Dezent flocht Isolde eine gut gesetzte Pause ein. "Bei Dir haben wir diese Befürchtungen nicht. Denn Du bist weder aus Zucker noch wurde Deine Seele auf Sand gebaut. Du hast schon mehr Leid gesehen als hunderte andere Schwestern. Du hast gelernt zu verstehen, dass das Leben keine Poesie oder eine rosafarbene Seifenblase ist, sondern eben auch aus Gewalt, aus Leid und Ungerechtigkeit besteht. Wir haben Dich sorgsam ausgewählt, weil Du weder aus Watte bestehst noch eine Traumtänzerin bist, die einzig ihren Emotionen folgt. Das ist die Wahrheit. Es fällt mir schwer dieses zu sagen, aber viele der einfachen Schwestern schaffen nicht den Spagat zwischen der Realität und dem seelischen Ausgleich. Also vergesse diese trübsinnigen Prüfungen und lerne behutsam zu leben und auch vom Kelch des Glücks zu kosten. Würze Dein Leben mit Abenteuern und mit unvorstellbaren Eindrücken, die Dich durch das Leben tragen. Nein, das sind keine Luftschlösser - sondern der essenzielle Zauber, der uns Hexen umgibt. Ich war an den Niagarafällen, ich war in Japan zum Kirschblütenfest und auch in Manizales auf dem größten Musikfest der Welt. Ich habe mir vor Jahrzehnten einen Ausflug an den Südpol gegönnt und ich habe einige Monate bei einem Schamanen in Australien verbracht. Das sind die Wunder, die nur wir erleben können, weil wir Raum und Zeit mittels unserer Magie aus dem Weg gehen können. Das sind die Träume, die uns die Kraft für unser Schaffen geben, um all das Leid dieser Erde zu ertragen.
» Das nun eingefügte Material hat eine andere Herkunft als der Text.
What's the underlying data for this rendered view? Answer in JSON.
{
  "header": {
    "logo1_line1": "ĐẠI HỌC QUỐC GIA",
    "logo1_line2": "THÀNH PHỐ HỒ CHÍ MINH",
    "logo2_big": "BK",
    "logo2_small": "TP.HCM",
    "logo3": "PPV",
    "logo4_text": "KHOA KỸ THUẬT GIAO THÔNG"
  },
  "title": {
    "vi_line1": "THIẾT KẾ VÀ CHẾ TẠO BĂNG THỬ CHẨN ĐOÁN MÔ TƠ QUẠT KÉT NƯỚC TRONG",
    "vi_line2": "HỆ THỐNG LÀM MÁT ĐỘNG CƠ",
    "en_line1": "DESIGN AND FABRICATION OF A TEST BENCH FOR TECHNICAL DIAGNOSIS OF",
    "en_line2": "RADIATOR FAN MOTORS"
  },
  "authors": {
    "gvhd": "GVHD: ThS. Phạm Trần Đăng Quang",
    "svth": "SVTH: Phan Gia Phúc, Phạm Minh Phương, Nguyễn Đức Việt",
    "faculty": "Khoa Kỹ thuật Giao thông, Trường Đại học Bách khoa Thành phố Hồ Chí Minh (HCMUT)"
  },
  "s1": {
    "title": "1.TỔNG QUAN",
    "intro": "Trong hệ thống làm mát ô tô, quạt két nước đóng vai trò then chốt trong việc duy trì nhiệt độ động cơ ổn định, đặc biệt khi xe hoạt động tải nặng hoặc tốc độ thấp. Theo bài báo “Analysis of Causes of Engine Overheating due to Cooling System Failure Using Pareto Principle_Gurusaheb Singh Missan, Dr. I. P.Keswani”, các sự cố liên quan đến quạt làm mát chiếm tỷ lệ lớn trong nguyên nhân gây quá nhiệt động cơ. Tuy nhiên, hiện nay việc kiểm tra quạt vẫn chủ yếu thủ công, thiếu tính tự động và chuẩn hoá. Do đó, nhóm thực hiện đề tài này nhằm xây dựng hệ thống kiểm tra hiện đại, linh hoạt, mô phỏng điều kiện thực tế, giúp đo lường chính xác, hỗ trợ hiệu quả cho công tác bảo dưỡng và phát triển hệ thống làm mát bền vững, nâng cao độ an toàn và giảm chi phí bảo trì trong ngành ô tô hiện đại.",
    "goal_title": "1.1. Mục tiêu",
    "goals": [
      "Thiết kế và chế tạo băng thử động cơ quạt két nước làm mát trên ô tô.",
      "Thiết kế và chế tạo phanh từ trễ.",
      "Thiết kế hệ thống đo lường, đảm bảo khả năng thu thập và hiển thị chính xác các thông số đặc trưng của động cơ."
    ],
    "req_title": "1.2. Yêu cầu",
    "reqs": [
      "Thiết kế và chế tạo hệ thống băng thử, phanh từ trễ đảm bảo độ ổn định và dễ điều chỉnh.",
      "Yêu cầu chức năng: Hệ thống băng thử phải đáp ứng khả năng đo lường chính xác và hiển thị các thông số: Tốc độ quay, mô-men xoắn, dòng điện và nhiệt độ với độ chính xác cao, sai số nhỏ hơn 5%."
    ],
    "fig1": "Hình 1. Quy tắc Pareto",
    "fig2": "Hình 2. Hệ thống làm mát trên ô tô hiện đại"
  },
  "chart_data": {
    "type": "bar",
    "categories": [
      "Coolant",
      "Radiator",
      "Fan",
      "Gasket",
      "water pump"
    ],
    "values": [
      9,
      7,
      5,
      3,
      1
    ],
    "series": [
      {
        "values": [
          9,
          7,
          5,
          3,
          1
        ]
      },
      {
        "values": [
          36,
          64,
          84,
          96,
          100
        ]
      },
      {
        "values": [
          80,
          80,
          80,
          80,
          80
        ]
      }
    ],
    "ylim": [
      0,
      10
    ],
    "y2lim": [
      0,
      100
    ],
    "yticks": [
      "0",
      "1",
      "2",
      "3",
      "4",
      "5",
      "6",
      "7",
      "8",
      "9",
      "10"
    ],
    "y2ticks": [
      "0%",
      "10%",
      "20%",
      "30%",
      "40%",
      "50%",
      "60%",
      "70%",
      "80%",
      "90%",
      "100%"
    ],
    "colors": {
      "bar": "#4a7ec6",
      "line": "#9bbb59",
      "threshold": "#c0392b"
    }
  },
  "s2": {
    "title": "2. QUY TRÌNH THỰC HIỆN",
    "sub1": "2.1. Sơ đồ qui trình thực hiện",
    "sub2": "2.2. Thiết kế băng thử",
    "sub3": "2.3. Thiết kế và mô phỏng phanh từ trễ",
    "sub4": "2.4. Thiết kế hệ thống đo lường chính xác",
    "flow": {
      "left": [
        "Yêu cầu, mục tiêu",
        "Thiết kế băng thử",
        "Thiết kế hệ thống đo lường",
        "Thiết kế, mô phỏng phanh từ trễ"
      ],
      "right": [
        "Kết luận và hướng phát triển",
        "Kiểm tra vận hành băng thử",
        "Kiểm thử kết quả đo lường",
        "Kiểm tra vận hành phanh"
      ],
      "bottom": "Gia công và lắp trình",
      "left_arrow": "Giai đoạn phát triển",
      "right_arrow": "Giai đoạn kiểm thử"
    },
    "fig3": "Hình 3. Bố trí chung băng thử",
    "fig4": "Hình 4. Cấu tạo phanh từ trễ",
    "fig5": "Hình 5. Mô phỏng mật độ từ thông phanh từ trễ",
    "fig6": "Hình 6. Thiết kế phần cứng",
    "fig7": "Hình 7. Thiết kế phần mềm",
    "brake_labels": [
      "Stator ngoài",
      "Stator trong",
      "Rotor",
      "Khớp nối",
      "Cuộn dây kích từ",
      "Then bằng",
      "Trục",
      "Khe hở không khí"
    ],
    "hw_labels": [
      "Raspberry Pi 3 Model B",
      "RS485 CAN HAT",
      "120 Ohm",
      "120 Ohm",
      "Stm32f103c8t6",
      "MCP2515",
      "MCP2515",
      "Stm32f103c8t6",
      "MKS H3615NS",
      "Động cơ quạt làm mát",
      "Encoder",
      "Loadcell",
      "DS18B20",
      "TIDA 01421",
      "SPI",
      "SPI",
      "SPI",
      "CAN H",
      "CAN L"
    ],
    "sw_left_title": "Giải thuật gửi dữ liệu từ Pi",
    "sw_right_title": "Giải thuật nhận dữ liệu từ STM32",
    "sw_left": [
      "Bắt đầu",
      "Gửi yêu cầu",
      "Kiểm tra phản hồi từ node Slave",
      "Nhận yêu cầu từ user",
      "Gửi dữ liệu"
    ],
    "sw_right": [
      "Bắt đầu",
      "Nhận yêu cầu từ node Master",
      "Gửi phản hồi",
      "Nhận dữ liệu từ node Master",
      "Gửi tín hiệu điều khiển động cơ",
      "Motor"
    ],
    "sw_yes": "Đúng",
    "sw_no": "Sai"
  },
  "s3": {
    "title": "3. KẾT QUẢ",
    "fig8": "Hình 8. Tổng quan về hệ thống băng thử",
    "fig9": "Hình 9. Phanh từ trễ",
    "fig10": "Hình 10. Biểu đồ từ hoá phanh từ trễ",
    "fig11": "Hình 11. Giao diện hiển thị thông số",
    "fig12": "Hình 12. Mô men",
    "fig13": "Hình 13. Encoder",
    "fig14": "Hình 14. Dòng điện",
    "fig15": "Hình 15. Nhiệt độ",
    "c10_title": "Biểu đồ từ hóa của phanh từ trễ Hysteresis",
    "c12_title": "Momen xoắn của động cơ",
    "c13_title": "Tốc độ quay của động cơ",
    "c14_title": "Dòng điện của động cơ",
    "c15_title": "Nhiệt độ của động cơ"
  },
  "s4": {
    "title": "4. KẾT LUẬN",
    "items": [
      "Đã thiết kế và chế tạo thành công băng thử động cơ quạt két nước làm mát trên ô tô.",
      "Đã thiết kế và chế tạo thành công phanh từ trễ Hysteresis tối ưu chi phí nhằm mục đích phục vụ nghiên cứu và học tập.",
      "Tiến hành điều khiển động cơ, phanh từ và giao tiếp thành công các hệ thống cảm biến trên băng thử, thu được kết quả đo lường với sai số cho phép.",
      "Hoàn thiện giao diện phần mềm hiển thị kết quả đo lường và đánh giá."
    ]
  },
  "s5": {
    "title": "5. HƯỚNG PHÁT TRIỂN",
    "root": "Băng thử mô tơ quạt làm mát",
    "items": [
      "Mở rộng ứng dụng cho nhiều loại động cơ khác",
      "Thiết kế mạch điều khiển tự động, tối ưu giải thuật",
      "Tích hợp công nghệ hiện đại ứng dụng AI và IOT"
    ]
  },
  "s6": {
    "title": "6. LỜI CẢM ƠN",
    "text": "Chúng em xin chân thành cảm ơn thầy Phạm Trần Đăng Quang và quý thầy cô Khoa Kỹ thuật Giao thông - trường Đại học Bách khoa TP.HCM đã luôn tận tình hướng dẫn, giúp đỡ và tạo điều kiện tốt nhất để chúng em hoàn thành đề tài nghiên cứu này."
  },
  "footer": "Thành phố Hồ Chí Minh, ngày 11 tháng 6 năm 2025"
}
Nur durch dieses Elixier der positiven Erfahrungen konnte ich die vielen Krisen in meinem Leben meistern."
Trude schaute nur kurz auf. "Ich könnte also nach Mekka reisen, das Taj Mahal besuchen oder die Wandersteine im Death Valley über längere Zeit betrachten?" "Ja, mein Kind, denn dadurch werden wir erst zu Frauen mit fast unerschütterlichen Seelen, die nicht in Luftschlössern oder Träumen leben. Verstehe diesen uralten Vertrag als ein Geben und Nehmen. Wir bekommen für unser positives Wirken Wünsche erfüllt, von denen andere Menschen nur träumen können. Dafür müssen wir aber auch den Dreck der Welt ertragen, der jeden Tag neu entsteht. Also Kopf hoch und schaue in Deine Zukunft. Dann werden aus diesen fragilen Luftschlössern in unseren Gedanken tatsächlich reale Gebäude oder Welten, die selbst schwerste Erschütterungen überstehen. Vergesse zu keiner Zeit, dass es unsere oberste Pflicht ist, die Seelen zu retten. Vergesse nie, dass unsere Arbeit oft die tiefsten Abgründe der Menschen zeigt. Und denke immer daran, jeden Tag kann Dir bösester Kummer begegnen, den Du Dir nicht einmal in Deinen schlimmsten Träumen vorstellen könntest. So ist es und so wird es wohl auch bleiben."